Another challenge is environment drift. Over time agents may modify dependencies, configuration files, or project structure without ensuring the system still builds and runs. This can gradually leave the repository in a broken or difficult-to-reproduce state. Harnesses address this by enforcing reproducible environments and verification steps, ensuring that the project remains runnable after each iteration.

Finally, reliable progress requires controlling task scope. Long-running agents perform more consistently when work is structured into small, verifiable increments—for example, implementing a single feature per session. This incremental structure prevents the agent from attempting too much at once and makes failures easier to detect and recover from.

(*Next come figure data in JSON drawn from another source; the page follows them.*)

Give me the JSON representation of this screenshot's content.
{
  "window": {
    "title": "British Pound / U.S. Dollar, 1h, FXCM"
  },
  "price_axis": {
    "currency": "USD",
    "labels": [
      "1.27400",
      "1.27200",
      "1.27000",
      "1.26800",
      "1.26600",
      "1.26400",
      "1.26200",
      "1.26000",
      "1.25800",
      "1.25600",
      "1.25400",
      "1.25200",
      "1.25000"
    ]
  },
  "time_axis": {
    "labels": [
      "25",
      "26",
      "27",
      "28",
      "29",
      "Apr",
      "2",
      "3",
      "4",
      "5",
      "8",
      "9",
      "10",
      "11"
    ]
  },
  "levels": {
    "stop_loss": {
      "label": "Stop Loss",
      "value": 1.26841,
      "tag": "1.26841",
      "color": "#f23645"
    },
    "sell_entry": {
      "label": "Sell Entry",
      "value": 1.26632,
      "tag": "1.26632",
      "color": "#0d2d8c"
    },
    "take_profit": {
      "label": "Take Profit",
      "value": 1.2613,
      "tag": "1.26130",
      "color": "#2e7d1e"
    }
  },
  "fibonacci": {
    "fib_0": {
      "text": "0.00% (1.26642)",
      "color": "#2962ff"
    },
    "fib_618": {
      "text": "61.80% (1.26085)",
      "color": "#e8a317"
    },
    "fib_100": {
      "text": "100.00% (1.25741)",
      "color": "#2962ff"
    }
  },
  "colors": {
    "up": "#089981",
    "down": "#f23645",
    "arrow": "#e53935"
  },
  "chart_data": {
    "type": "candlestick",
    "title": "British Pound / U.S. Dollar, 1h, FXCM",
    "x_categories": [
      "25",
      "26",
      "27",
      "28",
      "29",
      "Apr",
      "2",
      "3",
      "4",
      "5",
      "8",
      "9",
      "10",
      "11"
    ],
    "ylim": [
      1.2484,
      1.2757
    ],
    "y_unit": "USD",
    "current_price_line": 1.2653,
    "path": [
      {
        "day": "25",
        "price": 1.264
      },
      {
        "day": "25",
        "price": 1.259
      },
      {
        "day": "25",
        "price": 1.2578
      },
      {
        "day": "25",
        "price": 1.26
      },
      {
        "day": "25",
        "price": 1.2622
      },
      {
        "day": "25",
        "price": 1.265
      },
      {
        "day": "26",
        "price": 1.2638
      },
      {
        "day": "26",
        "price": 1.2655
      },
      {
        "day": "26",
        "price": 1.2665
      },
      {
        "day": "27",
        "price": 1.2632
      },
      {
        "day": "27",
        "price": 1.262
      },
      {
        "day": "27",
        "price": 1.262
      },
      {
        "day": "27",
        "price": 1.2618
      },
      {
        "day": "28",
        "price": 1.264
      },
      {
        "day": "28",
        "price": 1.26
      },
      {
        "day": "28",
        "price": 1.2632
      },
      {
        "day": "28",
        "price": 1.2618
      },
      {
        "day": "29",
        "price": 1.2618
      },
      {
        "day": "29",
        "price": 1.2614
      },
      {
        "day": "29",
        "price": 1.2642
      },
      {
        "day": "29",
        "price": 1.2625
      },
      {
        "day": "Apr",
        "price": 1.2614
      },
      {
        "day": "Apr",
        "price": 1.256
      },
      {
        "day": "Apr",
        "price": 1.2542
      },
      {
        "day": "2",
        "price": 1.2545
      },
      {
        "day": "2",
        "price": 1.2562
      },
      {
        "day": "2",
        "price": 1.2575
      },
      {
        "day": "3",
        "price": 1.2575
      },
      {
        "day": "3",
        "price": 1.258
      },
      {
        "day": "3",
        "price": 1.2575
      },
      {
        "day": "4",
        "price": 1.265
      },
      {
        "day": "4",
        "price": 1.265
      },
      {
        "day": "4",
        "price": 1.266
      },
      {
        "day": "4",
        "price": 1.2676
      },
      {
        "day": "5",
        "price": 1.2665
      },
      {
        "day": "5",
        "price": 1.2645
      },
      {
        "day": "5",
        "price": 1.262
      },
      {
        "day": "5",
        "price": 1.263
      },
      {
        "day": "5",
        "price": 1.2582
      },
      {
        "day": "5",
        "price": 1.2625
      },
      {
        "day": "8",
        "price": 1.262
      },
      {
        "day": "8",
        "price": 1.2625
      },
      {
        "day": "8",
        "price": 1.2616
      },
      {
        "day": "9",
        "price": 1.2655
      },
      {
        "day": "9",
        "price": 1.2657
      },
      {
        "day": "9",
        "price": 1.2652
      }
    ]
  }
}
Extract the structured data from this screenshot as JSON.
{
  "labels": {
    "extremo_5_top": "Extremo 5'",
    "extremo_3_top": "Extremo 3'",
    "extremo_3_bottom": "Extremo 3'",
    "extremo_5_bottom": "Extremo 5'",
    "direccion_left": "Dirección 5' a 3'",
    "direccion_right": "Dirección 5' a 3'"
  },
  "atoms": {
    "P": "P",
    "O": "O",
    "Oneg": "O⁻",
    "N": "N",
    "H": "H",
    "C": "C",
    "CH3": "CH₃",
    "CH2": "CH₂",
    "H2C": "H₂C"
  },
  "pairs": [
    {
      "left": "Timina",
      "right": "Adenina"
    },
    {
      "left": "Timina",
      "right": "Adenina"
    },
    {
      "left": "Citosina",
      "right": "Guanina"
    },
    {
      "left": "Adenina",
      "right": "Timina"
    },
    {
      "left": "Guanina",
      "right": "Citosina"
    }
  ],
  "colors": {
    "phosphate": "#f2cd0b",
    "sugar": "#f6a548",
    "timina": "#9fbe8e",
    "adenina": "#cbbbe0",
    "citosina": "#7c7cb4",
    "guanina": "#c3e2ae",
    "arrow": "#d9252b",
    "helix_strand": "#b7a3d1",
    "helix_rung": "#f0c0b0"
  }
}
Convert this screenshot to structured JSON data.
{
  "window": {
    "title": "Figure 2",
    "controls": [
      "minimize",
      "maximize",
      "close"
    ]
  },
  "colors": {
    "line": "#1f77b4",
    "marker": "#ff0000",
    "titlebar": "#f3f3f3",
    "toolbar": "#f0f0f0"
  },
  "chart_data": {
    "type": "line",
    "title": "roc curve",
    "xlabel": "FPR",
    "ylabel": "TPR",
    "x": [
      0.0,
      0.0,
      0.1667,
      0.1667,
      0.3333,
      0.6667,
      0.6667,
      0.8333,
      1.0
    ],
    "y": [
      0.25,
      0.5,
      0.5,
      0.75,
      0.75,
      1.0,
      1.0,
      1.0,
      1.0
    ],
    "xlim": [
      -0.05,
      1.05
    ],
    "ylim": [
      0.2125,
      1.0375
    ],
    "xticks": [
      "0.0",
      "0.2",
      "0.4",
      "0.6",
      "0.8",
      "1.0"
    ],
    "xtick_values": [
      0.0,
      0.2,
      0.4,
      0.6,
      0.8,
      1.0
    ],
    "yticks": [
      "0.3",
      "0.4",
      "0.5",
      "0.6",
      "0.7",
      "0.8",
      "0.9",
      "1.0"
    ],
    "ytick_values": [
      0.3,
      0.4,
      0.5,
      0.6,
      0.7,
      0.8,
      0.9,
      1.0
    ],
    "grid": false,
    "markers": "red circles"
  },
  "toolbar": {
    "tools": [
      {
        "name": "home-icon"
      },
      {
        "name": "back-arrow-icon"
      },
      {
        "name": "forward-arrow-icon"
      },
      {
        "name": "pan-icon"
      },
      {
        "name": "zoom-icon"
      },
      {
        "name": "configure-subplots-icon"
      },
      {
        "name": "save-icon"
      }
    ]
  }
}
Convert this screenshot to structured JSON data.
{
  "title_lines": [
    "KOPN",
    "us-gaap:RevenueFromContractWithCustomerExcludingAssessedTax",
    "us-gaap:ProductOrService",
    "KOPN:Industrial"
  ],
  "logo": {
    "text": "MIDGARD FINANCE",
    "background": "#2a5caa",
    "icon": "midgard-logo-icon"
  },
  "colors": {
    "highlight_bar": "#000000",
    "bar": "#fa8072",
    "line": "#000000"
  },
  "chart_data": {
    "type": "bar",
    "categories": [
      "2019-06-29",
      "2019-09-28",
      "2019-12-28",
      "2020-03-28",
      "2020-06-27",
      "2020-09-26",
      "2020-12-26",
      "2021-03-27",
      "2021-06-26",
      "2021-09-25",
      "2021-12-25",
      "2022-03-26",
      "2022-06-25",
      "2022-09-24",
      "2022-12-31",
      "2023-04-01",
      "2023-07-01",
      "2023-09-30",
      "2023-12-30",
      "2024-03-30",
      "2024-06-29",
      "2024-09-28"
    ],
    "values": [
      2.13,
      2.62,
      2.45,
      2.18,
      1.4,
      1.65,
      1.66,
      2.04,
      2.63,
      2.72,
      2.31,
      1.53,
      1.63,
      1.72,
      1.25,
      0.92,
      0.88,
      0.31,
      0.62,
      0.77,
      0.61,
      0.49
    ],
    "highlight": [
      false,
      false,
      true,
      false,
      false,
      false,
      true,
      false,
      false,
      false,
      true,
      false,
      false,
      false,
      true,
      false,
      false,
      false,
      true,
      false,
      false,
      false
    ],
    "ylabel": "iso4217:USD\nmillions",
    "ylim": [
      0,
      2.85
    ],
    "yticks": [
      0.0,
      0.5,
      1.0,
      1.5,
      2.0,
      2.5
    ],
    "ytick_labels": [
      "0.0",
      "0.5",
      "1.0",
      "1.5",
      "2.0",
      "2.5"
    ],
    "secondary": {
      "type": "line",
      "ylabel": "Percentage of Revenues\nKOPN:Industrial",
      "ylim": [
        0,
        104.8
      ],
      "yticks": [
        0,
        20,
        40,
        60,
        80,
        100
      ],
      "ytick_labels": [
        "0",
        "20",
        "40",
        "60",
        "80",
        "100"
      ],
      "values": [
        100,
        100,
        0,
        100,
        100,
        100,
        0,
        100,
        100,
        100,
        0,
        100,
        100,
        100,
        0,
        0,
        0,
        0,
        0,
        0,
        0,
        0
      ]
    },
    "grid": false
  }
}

Another important consideration is context management. OpenAI’s Inside OpenAI’s in-house data agent describes how their internal data agent combines multiple sources of context—such as table-level knowledge, product context, and organizational knowledge—and maintains memory that improves over time. Structuring and curating context in this way helps the agent reason reliably over large systems without overwhelming the model’s context window.

In essence, a harness provides the operational structure that allows the Ralph loop to scale from simple experiments to real software projects. It maintains project continuity, stabilizes the development environment, manages context effectively, and ensures that progress happens in small, verifiable steps.

What This Means for Engineers

Harness engineering shifts AI development from prompt writing to systems engineering. Experiments from OpenAI and Anthropic suggest that large-scale AI-generated software becomes feasible when agents operate within a structured environment that provides clear context, reliable tools, automated validation, and iterative execution loops.

In practice, this means investing less in clever prompts and more in the surrounding infrastructure:

Task decomposition: break complex objectives into small, verifiable steps.
Structured context: provide clear inputs, intermediate artifacts, and project state.
Tool integration: expose deterministic tools such as compilers, linters, test runners, and databases.
Validation guardrails: automatically evaluate outputs using tests and static checks.
Orchestration loops: enable agents to iteratively plan, execute, evaluate, and refine their work.

Anthropic’s experiments also show that harness design evolves with model capability. As models improve, some scaffolding becomes unnecessary, while new harness patterns enable more ambitious tasks. This does not eliminate the need for harnesses—if anything, it expands what well-designed harnesses can achieve.